October 20, 2016 | Jennifer Julander, Vice President, BCC Advisers

Jennifer Julander | Vice President, BCC Advisers |

On Aug. 2, 2016, the Department of Treasury released proposed regulations under Section 2704 of the Internal Revenue Code, which if enacted, are likely to mean a higher tax bill if you transfer shares of family-controlled entities. The new rules would make significant changes to the manner in which minority interests in family-controlled companies, family limited partnerships and limited liability companies are valued for estate, gift and generation-skipping transfer tax purposes. If allowed to go into effect as written, the rules would impose a 25 – 50 percent increase in the value of transferred interests, resulting in a significantly greater tax burden.

Based on the realities of the marketplace, the fair market value of a minority interest in a closely-held entity is not worth as much as that interest’s pro-rata share of the whole entity. This is because the subject interest does not enjoy prerogatives of control or marketability. The economic reality is that a hypothetical willing buyer will not pay as much for a non-controlling interest that is not readily marketable.  

Under current tax law, when transferring a non-controlling interest in any type of entity, valuation discounts for lack of control and lack of marketability are generally applicable when determining the value of the subject interest for gift and estate tax purposes. The proposed regulations, if enacted, will override economic realities as well as decades of prior tax court precedent, experience and academic research which supported the application of discounts for lack of control and lack of marketability when valuing a non-controlling interest in a closely-held entity.

The impacts to family owned businesses, including family farms, are potentially significant.

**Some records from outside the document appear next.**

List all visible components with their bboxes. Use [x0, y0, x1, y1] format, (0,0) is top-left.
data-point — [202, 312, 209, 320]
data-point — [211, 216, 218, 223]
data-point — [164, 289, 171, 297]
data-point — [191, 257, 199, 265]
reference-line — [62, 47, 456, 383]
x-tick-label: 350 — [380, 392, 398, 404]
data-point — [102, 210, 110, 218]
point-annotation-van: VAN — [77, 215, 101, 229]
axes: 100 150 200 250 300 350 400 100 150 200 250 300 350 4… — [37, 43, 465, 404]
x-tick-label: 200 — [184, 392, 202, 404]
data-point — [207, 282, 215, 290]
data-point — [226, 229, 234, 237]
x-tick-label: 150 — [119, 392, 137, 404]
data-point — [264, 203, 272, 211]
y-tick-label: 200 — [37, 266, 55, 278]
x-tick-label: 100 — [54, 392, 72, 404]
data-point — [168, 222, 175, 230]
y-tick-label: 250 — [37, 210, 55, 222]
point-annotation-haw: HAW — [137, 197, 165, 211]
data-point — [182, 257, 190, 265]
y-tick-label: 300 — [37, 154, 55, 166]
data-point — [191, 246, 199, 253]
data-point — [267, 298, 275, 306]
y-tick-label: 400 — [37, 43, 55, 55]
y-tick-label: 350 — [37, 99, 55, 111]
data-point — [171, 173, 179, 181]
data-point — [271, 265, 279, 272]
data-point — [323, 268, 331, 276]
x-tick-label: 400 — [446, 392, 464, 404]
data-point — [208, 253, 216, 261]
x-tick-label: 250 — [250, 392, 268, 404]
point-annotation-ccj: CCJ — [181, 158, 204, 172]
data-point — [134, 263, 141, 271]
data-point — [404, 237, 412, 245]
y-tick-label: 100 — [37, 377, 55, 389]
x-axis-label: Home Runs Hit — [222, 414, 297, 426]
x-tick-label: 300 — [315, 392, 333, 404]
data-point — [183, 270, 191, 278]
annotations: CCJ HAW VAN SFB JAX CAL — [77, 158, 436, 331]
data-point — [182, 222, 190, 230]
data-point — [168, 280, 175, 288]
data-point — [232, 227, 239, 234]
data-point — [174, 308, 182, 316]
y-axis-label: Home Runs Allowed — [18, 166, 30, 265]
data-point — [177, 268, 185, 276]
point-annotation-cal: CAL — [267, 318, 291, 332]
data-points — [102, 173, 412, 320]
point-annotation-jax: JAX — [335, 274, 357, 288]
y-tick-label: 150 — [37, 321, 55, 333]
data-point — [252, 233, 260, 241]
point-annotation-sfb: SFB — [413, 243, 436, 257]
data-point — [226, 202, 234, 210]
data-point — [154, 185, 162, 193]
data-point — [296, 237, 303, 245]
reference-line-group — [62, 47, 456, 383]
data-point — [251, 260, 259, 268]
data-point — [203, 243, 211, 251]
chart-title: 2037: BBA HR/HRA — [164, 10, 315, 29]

At a minimum, the additional estate tax burden will reduce available cash flow for capital investments or employees. In the extreme case, some businesses may be forced to sell or liquidate the business rather than continue as a family-owned concern.

The final form of the regulations may change as a result of a call for public comment and a final hearing scheduled for December 2016. Numerous organizations have submitted their comments and are working with their legislators to prevent the implementation of this proposal. Nonetheless, the proposed regulations signal the IRS’ intention to pursue and eliminate valuation discounts and even if the proposed regulations do not go into effect in December, it is all but certain that the IRS will put forth other initiatives to eliminate discounts for lack of control or marketability.

In the event the proposed regulations go into effect in the current form, the new rules will not apply to interests transferred as gifts (or in estate settlements) within 30 days after the publication of final regulations. This means it may very well be a great tax move to step up estate planning to include gifting, before detrimental tax treatment kicks in.